= Ion vibration current =

The ion vibration current (IVI) and the associated ion vibration potential is an electric signal that arises when an acoustic wave propagates through a homogeneous fluid.

Historically, the IVI was the first known electroacoustic phenomenon. It was predicted by Peter Debye in 1933.

When a longitudinal sound wave travels through a solvent, the associated pressure gradients push the fluid particles back and forth, and it is easy in practice to create such accelerations that measure thousands or millions of g's. If a solute molecule is more dense or less dense than the surrounding liquid, then in this accelerating environment, the molecule will move relative to the surrounding liquid. This relative motion is essentially the same phenomenon that occurs in a centrifuge, or more simply, it is essentially the same phenomenon that occurs when low-density objects float to the top of a glass of water, and high-density particles sink to the bottom (see the equivalence principle, which states that gravity is just like any other acceleration). The amount of relative motion depends on the balance between the molecule's effective mass (which includes both the mass of the molecule itself and any solvent molecules that are so tightly bound to the molecule that they follow along with the molecule's motion), its effective volume (related to buoyant force), and the viscous drag (friction) between the molecule and the surrounding fluid.
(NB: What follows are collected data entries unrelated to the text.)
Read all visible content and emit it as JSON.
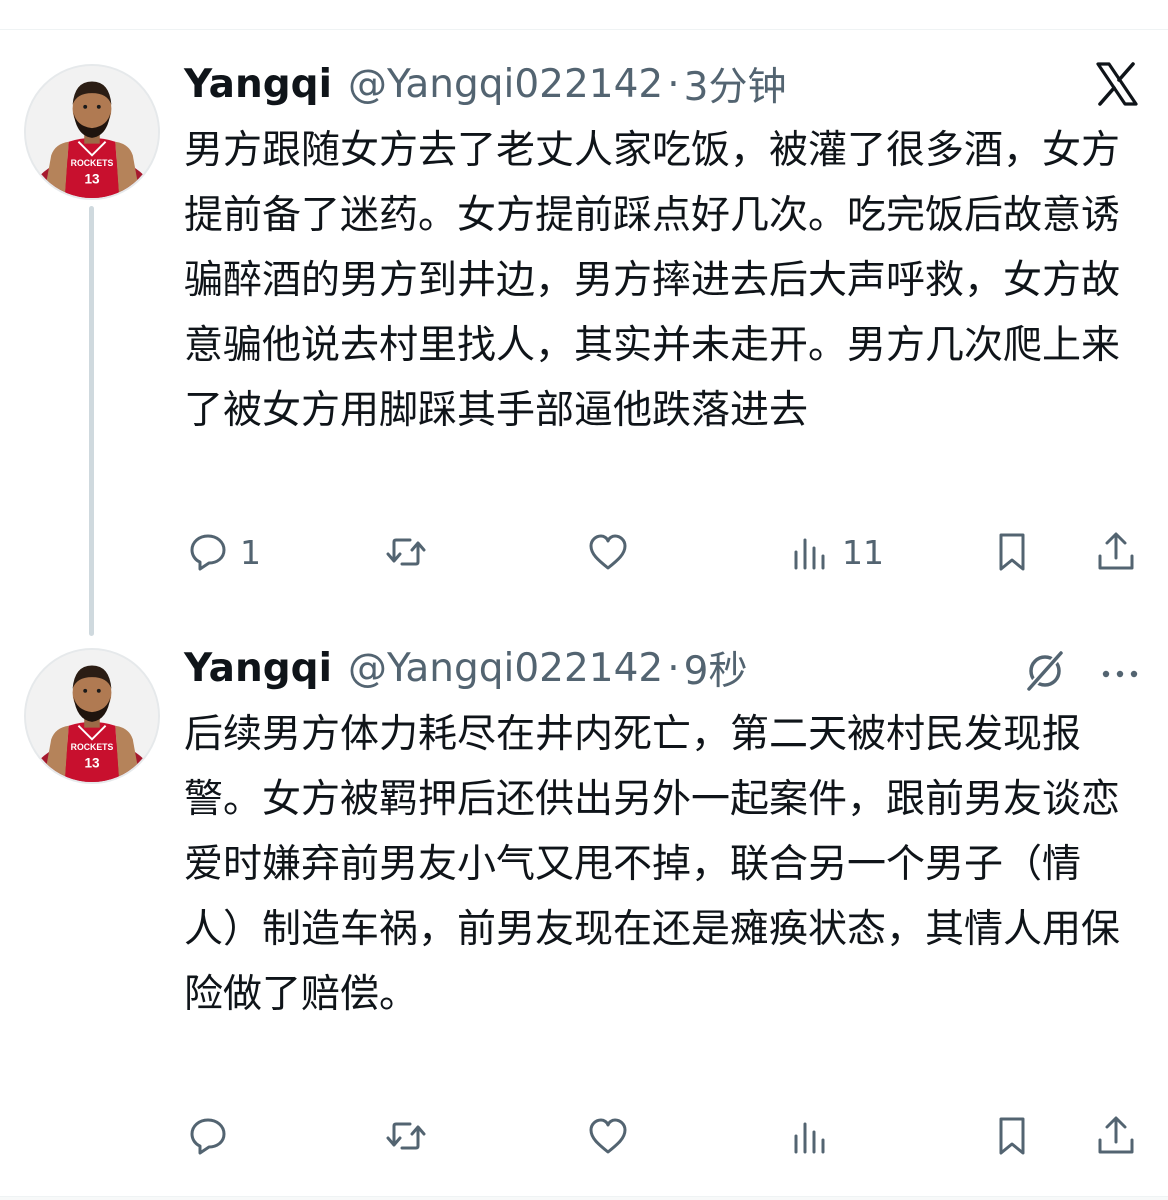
{
  "colors": {
    "text": "#0f1419",
    "muted": "#536471",
    "thread_line": "#cfd9de",
    "jersey_red": "#c8102e"
  },
  "icons": {
    "reply": "speech-bubble-icon",
    "retweet": "retweet-arrows-icon",
    "like": "heart-icon",
    "views": "bar-chart-icon",
    "bookmark": "bookmark-icon",
    "share": "share-upload-icon",
    "platform": "x-logo-icon",
    "grok": "grok-slash-icon",
    "more": "more-dots-icon"
  },
  "tweets": [
    {
      "author": {
        "name": "Yangqi",
        "handle": "@Yangqi022142",
        "jersey_team": "ROCKETS",
        "jersey_number": "13"
      },
      "separator": "·",
      "time": "3分钟",
      "text": "男方跟随女方去了老丈人家吃饭，被灌了很多酒，女方提前备了迷药。女方提前踩点好几次。吃完饭后故意诱骗醉酒的男方到井边，男方摔进去后大声呼救，女方故意骗他说去村里找人，其实并未走开。男方几次爬上来了被女方用脚踩其手部逼他跌落进去",
      "metrics": {
        "replies": "1",
        "retweets": "",
        "likes": "",
        "views": "11"
      }
    },
    {
      "author": {
        "name": "Yangqi",
        "handle": "@Yangqi022142",
        "jersey_team": "ROCKETS",
        "jersey_number": "13"
      },
      "separator": "·",
      "time": "9秒",
      "text": "后续男方体力耗尽在井内死亡，第二天被村民发现报警。女方被羁押后还供出另外一起案件，跟前男友谈恋爱时嫌弃前男友小气又甩不掉，联合另一个男子（情人）制造车祸，前男友现在还是瘫痪状态，其情人用保险做了赔偿。",
      "metrics": {
        "replies": "",
        "retweets": "",
        "likes": "",
        "views": ""
      }
    }
  ]
}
IVI concerns the case where the particles in question are anions and cations. In general, they will have different amounts of motion relative to the fluid during the sound wave oscillations, and that discrepancy creates an alternating electric potential between various points in a sound wave.

This effect was extensively used in the 1950s and 1960s for characterizing ion solvation. These works are mostly associated with the names of Zana and Yaeger, who published a review of their studies in 1982.